Adam Mickiewicz was born in the village of Zaosie, Baranavichy district, Brest region. In 1807-1815 he studied at the Dominican school in Novogrudok. In 1819 he graduated from Vilnius University, in 1822 he received his Master of Philosophy. In 1819-1823 Mickiewicz worked as a teacher and lived in Kovno (now Kaunas, Lithuania). Mickiewicz was one of the founders of secret patriotic youth organizations - Philomath and Philaret Societies, and in 1823 he was arrested for his activities and membership in these organizations. In 1824 Mickiewicz was sent into exile to Russia, where he lived in Odessa, St. Petersburg and Moscow. In 1829 he got permission to go to Western Europe. Mickiewicz lived in Germany, Italy, Switzerland, since 1832 he stayed mainly in Paris (France). In 1839-1840 he taught Latin literature at the University of Lausanne (Switzerland). From 1840 he held the chair of the Slavic literatures at the College de France in Paris. A lot of famous writers including George Sand attended his lectures. In 1841-1844 he headed the history department of the Literary Society in Paris. In 1844 Mickiewicz was dismissed from his lectures for promoting ideas of Polish messianism; in 1852 he was removed from his post as professor. In 1848 Mickiewicz actively participated in the revolutionary movement in Italy, he created the Polish Legion, which fought on the side of the Italian insurgents. In 1849 he founded and edited a democratic newspaper “The Peoples' Tribune” in Paris, since 1852 he worked at the Library of the Arsenal.



Mickiewicz wrote ballads, poems, dramas. He published his first poem in 1818. In 1822-1823 he issued a two-volume collection of poetry, which marked the beginning of the Romanticism era in Polish poetry. In 1832-1834 Mickiewicz wrote and published in Paris a biggest work - an epic poem “Pan Tadeusz”, which is considered as a Polish national epic and a verbal art masterpiece.

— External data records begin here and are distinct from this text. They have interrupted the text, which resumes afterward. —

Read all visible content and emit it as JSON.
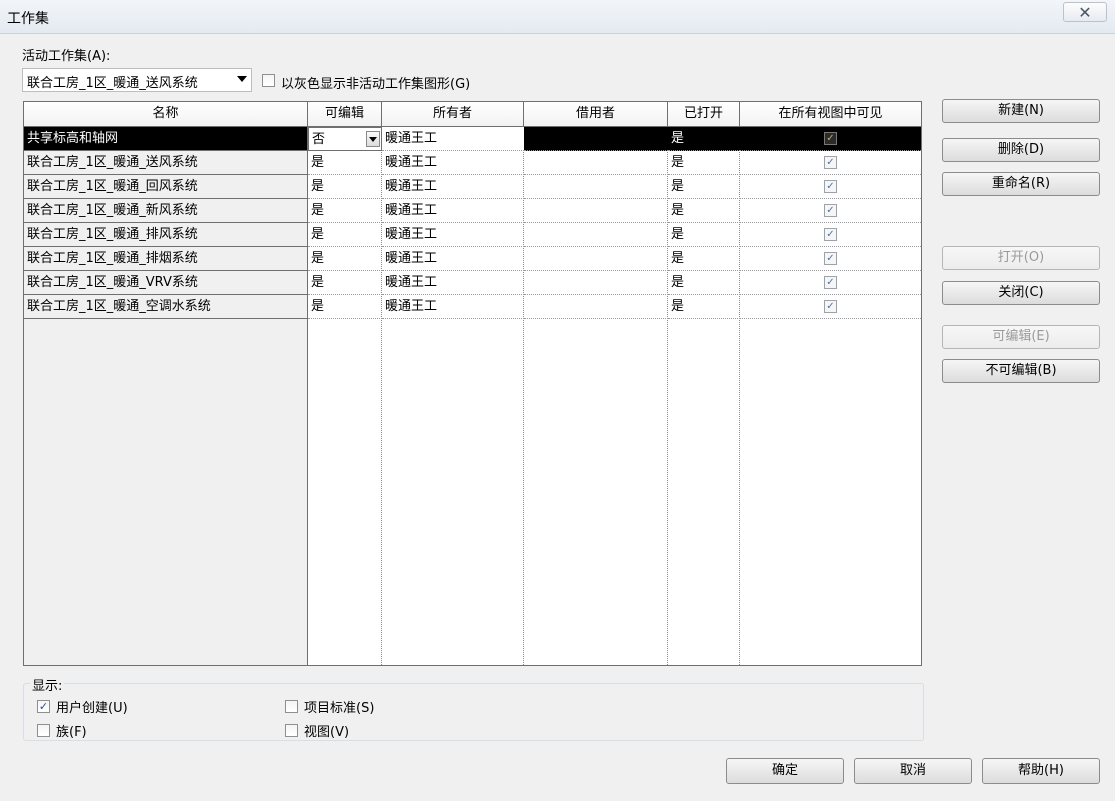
{
  "window": {
    "title": "工作集",
    "close_glyph": "✕"
  },
  "active_workset": {
    "label": "活动工作集(A):",
    "value": "联合工房_1区_暖通_送风系统",
    "gray_option": {
      "label": "以灰色显示非活动工作集图形(G)",
      "checked": false
    }
  },
  "table": {
    "columns": [
      "名称",
      "可编辑",
      "所有者",
      "借用者",
      "已打开",
      "在所有视图中可见"
    ],
    "rows": [
      {
        "name": "共享标高和轴网",
        "editable": "否",
        "owner": "暖通王工",
        "borrower": "",
        "opened": "是",
        "visible": true
      },
      {
        "name": "联合工房_1区_暖通_送风系统",
        "editable": "是",
        "owner": "暖通王工",
        "borrower": "",
        "opened": "是",
        "visible": true
      },
      {
        "name": "联合工房_1区_暖通_回风系统",
        "editable": "是",
        "owner": "暖通王工",
        "borrower": "",
        "opened": "是",
        "visible": true
      },
      {
        "name": "联合工房_1区_暖通_新风系统",
        "editable": "是",
        "owner": "暖通王工",
        "borrower": "",
        "opened": "是",
        "visible": true
      },
      {
        "name": "联合工房_1区_暖通_排风系统",
        "editable": "是",
        "owner": "暖通王工",
        "borrower": "",
        "opened": "是",
        "visible": true
      },
      {
        "name": "联合工房_1区_暖通_排烟系统",
        "editable": "是",
        "owner": "暖通王工",
        "borrower": "",
        "opened": "是",
        "visible": true
      },
      {
        "name": "联合工房_1区_暖通_VRV系统",
        "editable": "是",
        "owner": "暖通王工",
        "borrower": "",
        "opened": "是",
        "visible": true
      },
      {
        "name": "联合工房_1区_暖通_空调水系统",
        "editable": "是",
        "owner": "暖通王工",
        "borrower": "",
        "opened": "是",
        "visible": true
      }
    ]
  },
  "buttons": {
    "new": "新建(N)",
    "delete": "删除(D)",
    "rename": "重命名(R)",
    "open": "打开(O)",
    "close": "关闭(C)",
    "editable": "可编辑(E)",
    "non_editable": "不可编辑(B)",
    "ok": "确定",
    "cancel": "取消",
    "help": "帮助(H)"
  },
  "show": {
    "label": "显示:",
    "options": {
      "user_created": {
        "label": "用户创建(U)",
        "checked": true
      },
      "families": {
        "label": "族(F)",
        "checked": false
      },
      "project_standards": {
        "label": "项目标准(S)",
        "checked": false
      },
      "views": {
        "label": "视图(V)",
        "checked": false
      }
    }
  },
  "icons": {
    "check": "✓"
  }
}
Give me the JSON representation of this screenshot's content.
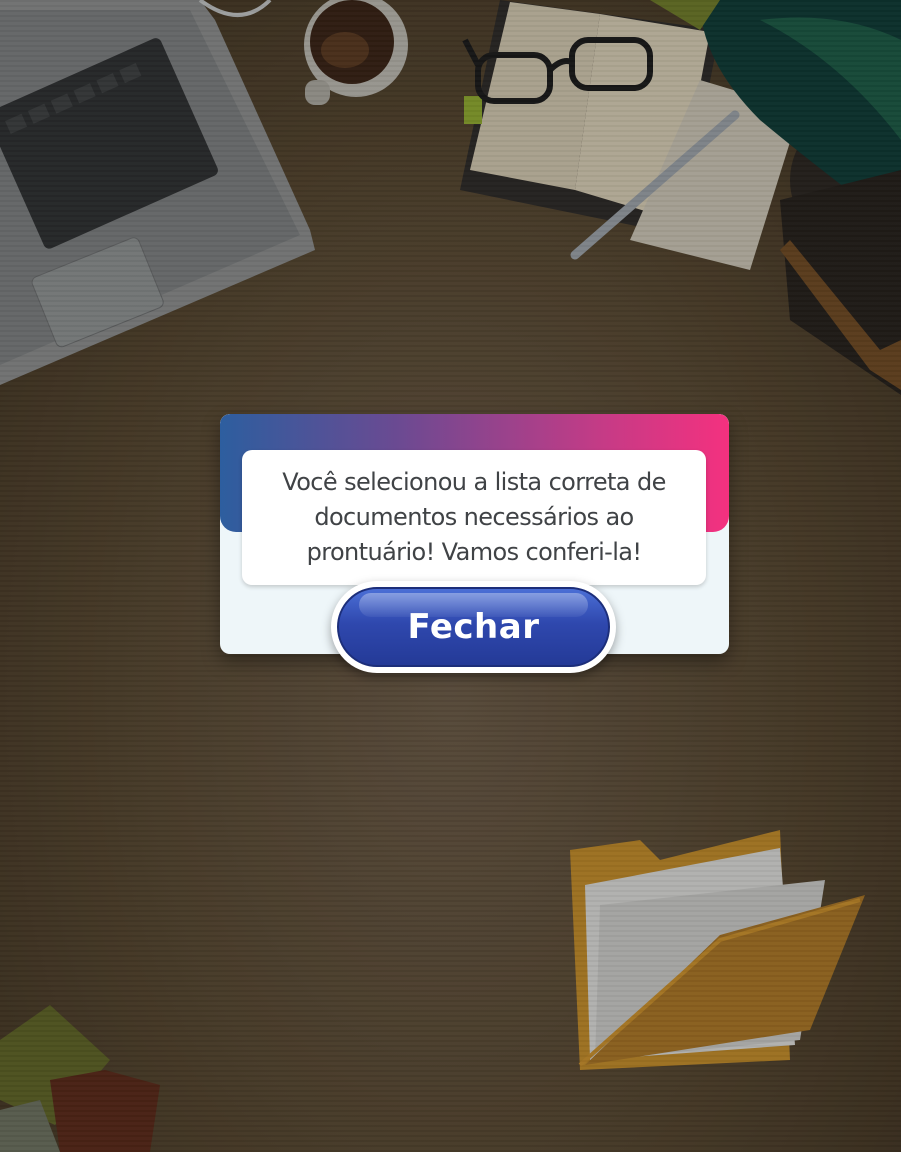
{
  "dialog": {
    "message": "Você selecionou a lista correta de documentos necessários ao prontuário! Vamos conferi-la!",
    "close_label": "Fechar",
    "header_gradient": [
      "#2d5e9f",
      "#6b4a92",
      "#c53b86",
      "#f4317f"
    ],
    "button_color": "#2f48ae"
  },
  "background": {
    "objects": [
      "laptop",
      "coffee-cup",
      "notebook",
      "glasses",
      "pen",
      "plant",
      "books",
      "folder",
      "sticky-notes"
    ]
  }
}
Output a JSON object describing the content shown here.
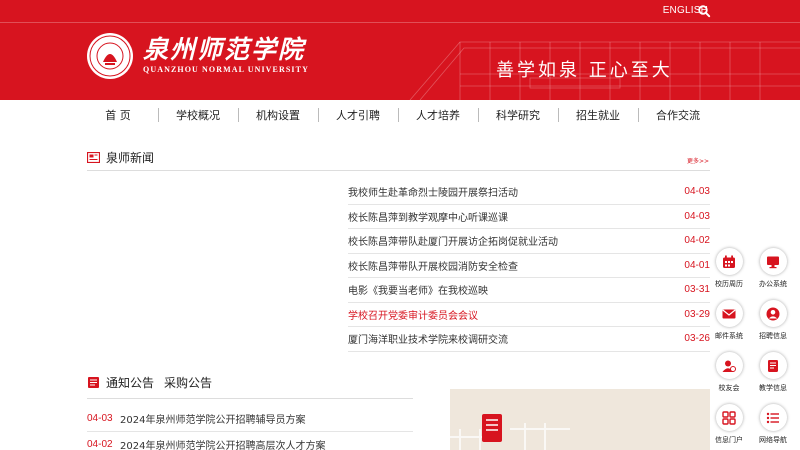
{
  "header": {
    "english_link": "ENGLISH",
    "logo_cn": "泉州师范学院",
    "logo_en": "QUANZHOU NORMAL UNIVERSITY",
    "motto": "善学如泉 正心至大",
    "brand_color": "#d7141f"
  },
  "nav": [
    "首 页",
    "学校概况",
    "机构设置",
    "人才引聘",
    "人才培养",
    "科学研究",
    "招生就业",
    "合作交流"
  ],
  "news": {
    "title": "泉师新闻",
    "more": "更多>>",
    "items": [
      {
        "title": "我校师生赴革命烈士陵园开展祭扫活动",
        "date": "04-03"
      },
      {
        "title": "校长陈昌萍到教学观摩中心听课巡课",
        "date": "04-03"
      },
      {
        "title": "校长陈昌萍带队赴厦门开展访企拓岗促就业活动",
        "date": "04-02"
      },
      {
        "title": "校长陈昌萍带队开展校园消防安全检查",
        "date": "04-01"
      },
      {
        "title": "电影《我要当老师》在我校巡映",
        "date": "03-31"
      },
      {
        "title": "学校召开党委审计委员会会议",
        "date": "03-29"
      },
      {
        "title": "厦门海洋职业技术学院来校调研交流",
        "date": "03-26"
      }
    ]
  },
  "notice": {
    "title": "通知公告",
    "title2": "采购公告",
    "items": [
      {
        "date": "04-03",
        "title": "2024年泉州师范学院公开招聘辅导员方案"
      },
      {
        "date": "04-02",
        "title": "2024年泉州师范学院公开招聘高层次人才方案"
      }
    ]
  },
  "quick_links": [
    {
      "label": "校历周历",
      "icon": "calendar-icon"
    },
    {
      "label": "办公系统",
      "icon": "monitor-icon"
    },
    {
      "label": "邮件系统",
      "icon": "mail-icon"
    },
    {
      "label": "招聘信息",
      "icon": "user-icon"
    },
    {
      "label": "校友会",
      "icon": "alumni-icon"
    },
    {
      "label": "教学信息",
      "icon": "document-icon"
    },
    {
      "label": "信息门户",
      "icon": "grid-icon"
    },
    {
      "label": "网络导航",
      "icon": "list-icon"
    }
  ]
}
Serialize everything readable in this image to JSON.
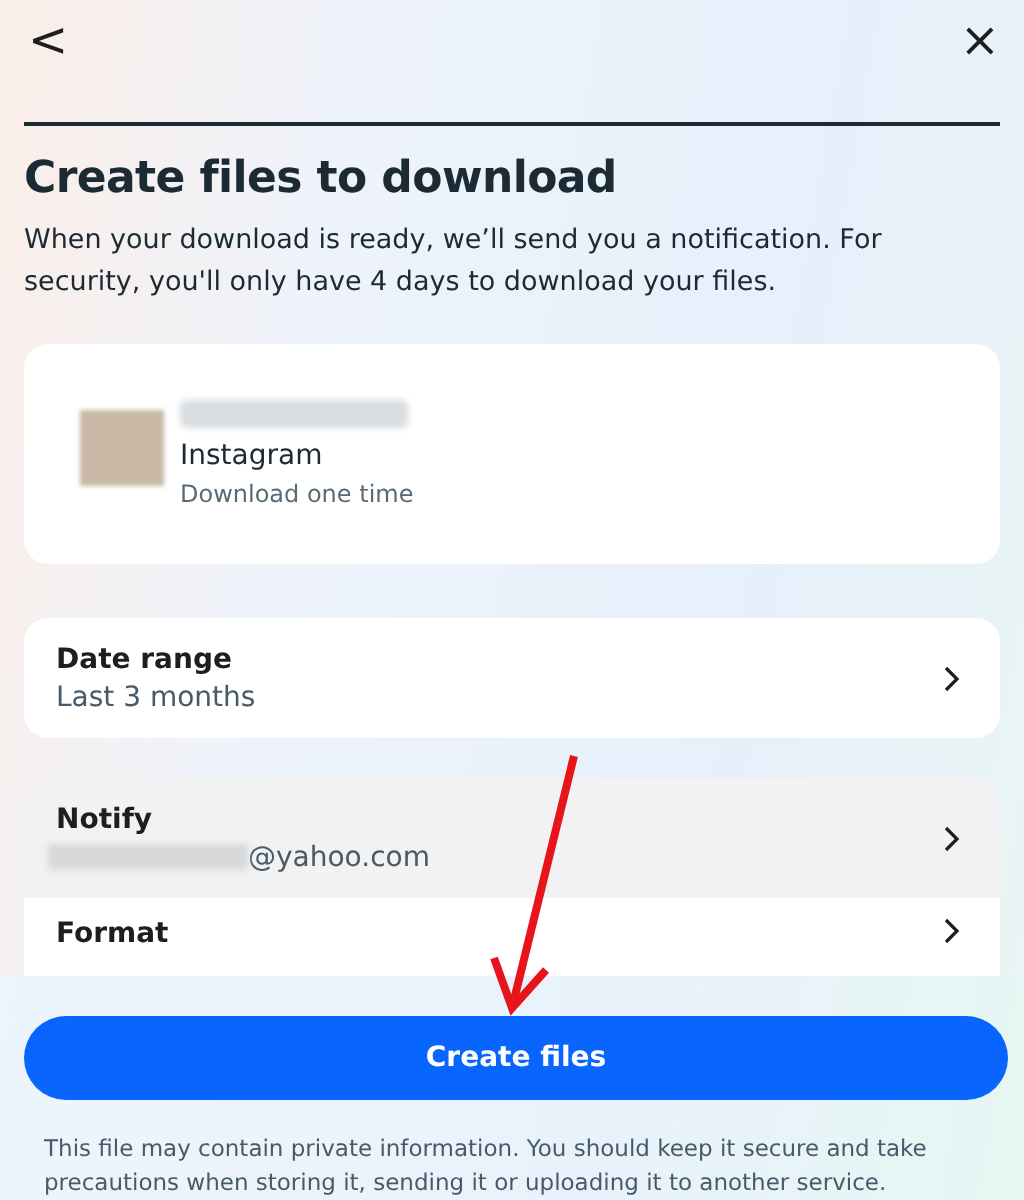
{
  "header": {
    "back": "<",
    "close": "×"
  },
  "title": "Create files to download",
  "description": "When your download is ready, we’ll send you a notification. For security, you'll only have 4 days to download your files.",
  "account": {
    "app": "Instagram",
    "frequency": "Download one time"
  },
  "settings": [
    {
      "label": "Date range",
      "value": "Last 3 months",
      "selected": false
    }
  ],
  "more_settings": [
    {
      "label": "Notify",
      "value": "@yahoo.com",
      "redacted_prefix": true,
      "selected": true
    },
    {
      "label": "Format",
      "redacted_prefix": false,
      "selected": false
    }
  ],
  "button": "Create files",
  "footer": "This file may contain private information. You should keep it secure and take precautions when storing it, sending it or uploading it to another service."
}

Mickiewicz translated into Polish works by F. Voltaire, F. Petrarch, Shakespeare, G. G. Byron, Goethe, and Schiller. During the Crimean War of 1853-1856, in 1855 he went to Constantinople (Turkey), where he intended to organize the Polish and Jewish Legions to help the troops of England and France. Mickiewicz died in Constantinople and was buried in Paris. In 1890 his remains were moved to Krakow (Poland) and buried in a sarcophagus in Wawel Cathedral. There is a crater on Mercury named after him.



Works:

1. Dziela. Wydanie Rocznicowe 1798-1998. T. 1–17. Warszawa: Czytelnik, 1993–2005.

2. Собрание сочинений. Т. 1–5. М.: Государственное издательство художественной литературы, 1948–1954.

3. Выбраныя творы. Мінск: Беларускі кнігазбор, 2003.

Literature:

1. Kleiner J. Mickiewicz. T. 1–2. Lublin: Towarzystwo Naukowe K.U.L. 1948.

2. Яструн М. Мицкевич. М.: Молодая гвардия, 1963.

3. Kronika zycia i tworczosci Mickiewicza. T. 1–8. Warszawa, 1957–1978.

4. Koropeckyj R. R. Adam Mickiewicz: the life of a romantic. Ithaca: Cornell University Press, 2008.